Dr Halpern laments the fact that policies and practices on end-of-life care as currently experienced by millions of dying Americans are backed by only a fraction of the evidence required by the FDA to approve ”even a relatively innocuous drug.” This is the case even though in the last months of life, 1 in 2 Medicare beneficiaries visits the emergency department, 1 in 3 is admitted to an intensive care unit, and 1 in 5 has inpatient surgery.

More than two-thirds of the states have implemented Physician (or Medical) Orders for Life-Sustaining Treatment (POLST/MOLST) programs despite the absence of compelling evidence that they actually improve patient outcomes, Dr Halpern wrote. There is even less evidence, he says, to support private end-of-life initiatives such as the widely used Five Wishes advance directive of the Aging with Dignity organization.

In July 2015, CMS announced plans to reimburse healthcare providers for engaging patients in end-of-life care planning discussions. This announcement, and the introduction of several bills in Congress over the past 3 years concerning end-of-life planning, signals a new federal willingness to intervene in a historically divisive healthcare arena, Dr Halpern writes. Unfortunately, the efforts made in both the public and private sectors to improve end-of-life care are not evidence based, he added.

“It is the responsibility of investigators and research sponsors to identify, develop, and rigorously test interventions so that they can offer guidance as growing political and cultural tolerance increasingly permits implementation of end-of-life care programs,” he writes.

There are at least 4 key developments that are required for this to happen, says Dr. Halpern.

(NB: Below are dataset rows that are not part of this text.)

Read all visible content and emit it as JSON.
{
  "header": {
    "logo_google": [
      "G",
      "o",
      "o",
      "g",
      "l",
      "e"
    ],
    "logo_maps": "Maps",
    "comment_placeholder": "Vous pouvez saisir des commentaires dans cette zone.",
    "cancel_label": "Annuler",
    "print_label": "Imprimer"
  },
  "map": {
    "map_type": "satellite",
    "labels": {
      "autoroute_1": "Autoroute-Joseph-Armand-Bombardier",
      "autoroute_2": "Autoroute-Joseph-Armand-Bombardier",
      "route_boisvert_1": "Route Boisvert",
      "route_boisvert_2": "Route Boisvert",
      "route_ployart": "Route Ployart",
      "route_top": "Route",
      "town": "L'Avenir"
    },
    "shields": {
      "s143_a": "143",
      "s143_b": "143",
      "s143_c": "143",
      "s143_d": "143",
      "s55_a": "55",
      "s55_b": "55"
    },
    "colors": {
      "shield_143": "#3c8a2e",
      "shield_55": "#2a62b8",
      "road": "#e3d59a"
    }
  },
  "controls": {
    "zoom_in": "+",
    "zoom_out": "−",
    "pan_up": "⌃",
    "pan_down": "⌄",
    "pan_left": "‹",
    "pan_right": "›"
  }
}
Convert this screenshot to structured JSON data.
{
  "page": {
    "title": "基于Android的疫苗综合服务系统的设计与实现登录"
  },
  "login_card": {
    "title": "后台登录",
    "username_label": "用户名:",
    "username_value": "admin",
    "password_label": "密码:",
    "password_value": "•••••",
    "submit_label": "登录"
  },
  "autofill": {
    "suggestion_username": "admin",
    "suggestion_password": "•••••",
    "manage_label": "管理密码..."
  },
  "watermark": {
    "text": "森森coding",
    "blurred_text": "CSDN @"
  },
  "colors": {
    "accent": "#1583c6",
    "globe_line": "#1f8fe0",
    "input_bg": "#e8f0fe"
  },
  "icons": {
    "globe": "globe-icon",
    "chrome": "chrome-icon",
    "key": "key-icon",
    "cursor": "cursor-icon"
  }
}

  1. More frequent and rapid conduct of large, randomized trials and quasi-experimental studies could help determine if current and new interventions improve outcomes that are important to patients and society.
  2. It is important to reach consensus about which outcome measures to use in studies designed to quantify the effects of interventions near the end of life. Isolated measures of survival and costs of care are insufficient.
  3. Developing interventions that are most likely to work requires clarification of how seriously ill patients, their family members, and clinicians actually make decisions about which care plan to follow.
  4. Openness to experimentation by health systems, insurers, and other risk-bearing entities is key. The impulse to act quickly has led large health systems to implement interventions that have been studied only in narrow settings. If we approached end-of-life care policies as we approach policies for drug approval, every health system and insurance company would become a potential laboratory.

“Researchers, insurers, employers, and health systems can collaborate to advance knowledge about what works best for whom and the sooner they do so, the better—before the lack of demonstrable return on investment or the need to focus on other matters dampens policymakers current enthusiasm,” Dr Halpern concludes.